International examples of emissions trading

The following are some emissions trading schemes proposed or in operation around the world:


Description of scheme

European Union

European Union Emissions Trading Scheme (EU ETS)
Commencing in 2005, the EU ETS is the world’s first and largest mandatory Cap and trade scheme for CO2 emissions covers all 28 EU members states, and three non-members (Iceland, Liechtenstein and Norway).


Japan Voluntary Emission Trading Scheme (JV ETS)
Japan has operated a voluntary emissions trading schemes since in 2005 that covers CO2 emissions from fuel consumption, electricity and heat, waste management and industrial process from over 300 companies. Consideration for a mandatory ETS in Japan is ongoing.

New Zealand

New Zealand Emissions Trading Scheme (NZ ETS)
In operation since 2008, the mandatory NZ ETS currently covers emissions from forestry, stationary energy, industrial processes and liquid fossil fuels, which are collectively responsible for roughly 50 per cent of New Zealand’s emissions. Emissions from waste are covered by the NZ ETS from 2013, while emissions from synthetic gases are covered by the NZ ETS or a levy from 2013 . Since 1 January 2012, the agricultural sector has had mandatory reporting obligations under the NZ ETS.

People’s Republic of China

China launched pilot emissions trading schemes in seven provinces and cities in 2013 with a view to develop a nationwide trading scheme.

Republic of Korea

Korea’s emissions trading scheme started in January 2015 and it requires about 470 of Korea’s largest polluters to pay for their CO2 emissions, collectively covering roughly 60 percent of Korea’s greenhouse gas emissions.

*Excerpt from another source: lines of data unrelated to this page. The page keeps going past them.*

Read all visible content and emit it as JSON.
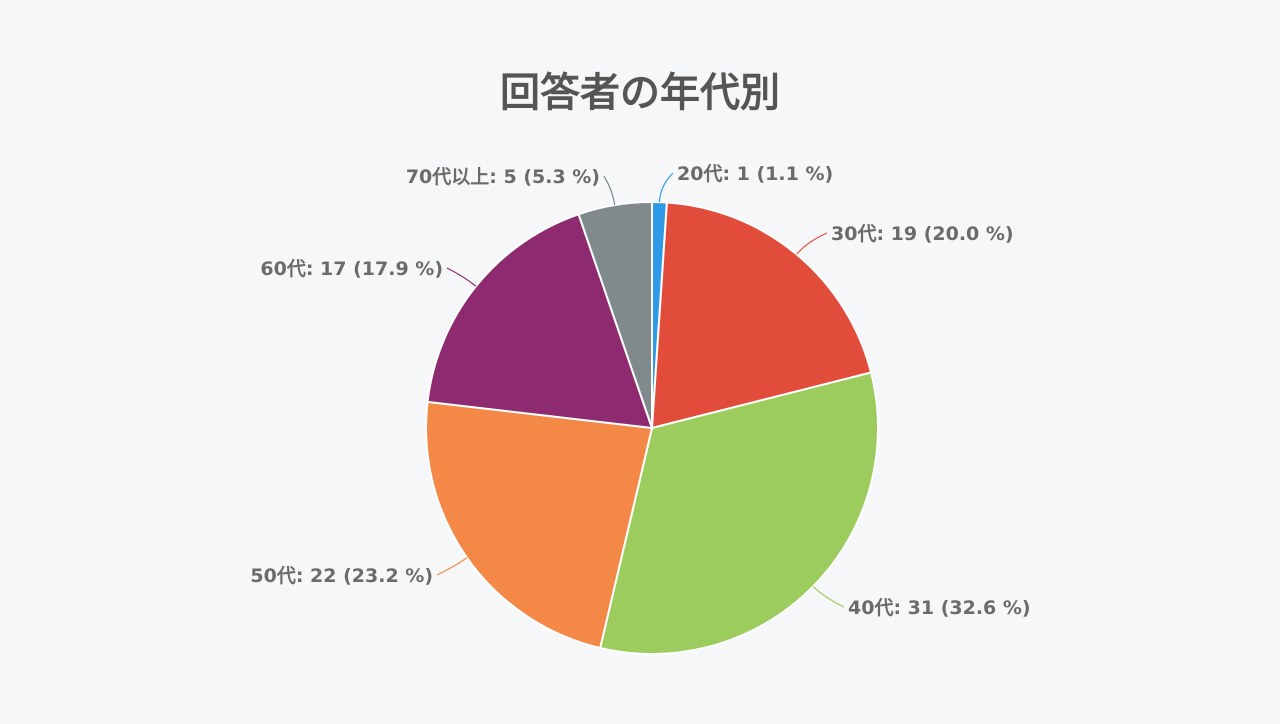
{
  "chart_data": {
    "type": "pie",
    "title": "回答者の年代別",
    "slices": [
      {
        "name": "20代",
        "value": 1,
        "percent": 1.1,
        "color": "#2f9be8",
        "label": "20代: 1 (1.1 %)"
      },
      {
        "name": "30代",
        "value": 19,
        "percent": 20.0,
        "color": "#e24c3b",
        "label": "30代: 19 (20.0 %)"
      },
      {
        "name": "40代",
        "value": 31,
        "percent": 32.6,
        "color": "#9ccc5e",
        "label": "40代: 31 (32.6 %)"
      },
      {
        "name": "50代",
        "value": 22,
        "percent": 23.2,
        "color": "#f48847",
        "label": "50代: 22 (23.2 %)"
      },
      {
        "name": "60代",
        "value": 17,
        "percent": 17.9,
        "color": "#8e2a6f",
        "label": "60代: 17 (17.9 %)"
      },
      {
        "name": "70代以上",
        "value": 5,
        "percent": 5.3,
        "color": "#808a8c",
        "label": "70代以上: 5 (5.3 %)"
      }
    ],
    "start_angle": "top",
    "direction": "clockwise",
    "legend": "none"
  },
  "colors": {
    "background": "#f5f7f9",
    "title": "#555555",
    "label": "#6b6b6b"
  }
}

The Swiss Emissions Trading Scheme, which began on 1 January 2008, is a voluntary scheme run in conjunction with an exemption from the mandatory CO2 taxes.  The scheme covers CO2 emissions from large companies or groups of companies that opt in to the scheme.

United Kingdom

CRC Energy Efficiency Scheme
Established in 2010, the CRC Energy Efficiency Scheme is a mandatory cap and trade scheme applying to large non energy-intensive organisations in the public and private sectors that are not covered by the EU ETS.  These organisations are responsible for around ten percent of the United Kingdom’s emissions.

United States

Progress is underway in California to design a cap-and-trade scheme that is required by the Global Warming Solutions Act of 2006 to begin in 2012.  Roughly 85 percent of greenhouse gas emissions in the state from 360 businesses will be covered by the scheme.

Regional Greenhouse Gas Initiative (RGGI)
RGGI is a mandatory cap and trade scheme covering 209 fossil fuel electricity generators across ten north-eastern states in the United States.  It requires participants to hold a tradable allowance for each tonne of CO2 they emit by purchasing auctioned units or carbon offsets.

Western Climate Initiative (WCI)
The WCI is a  collaboration between 10 Western US States and  Canadian Provinces.  The cap-and-trade scheme is due to begin on January 1, 2012, covering emissions from electricity, electricity imports, industrial combustion, and industrial process emissions.  It is expected to be expanded in 2015  to include transportation fuels and residential, commercial and industrial fuels.  Approximately two-thirds of total emissions in the WCI jurisdictions will be covered initially, while nearly 90 percent of the GHG emissions in WCI states and provinces will be covered by 2015.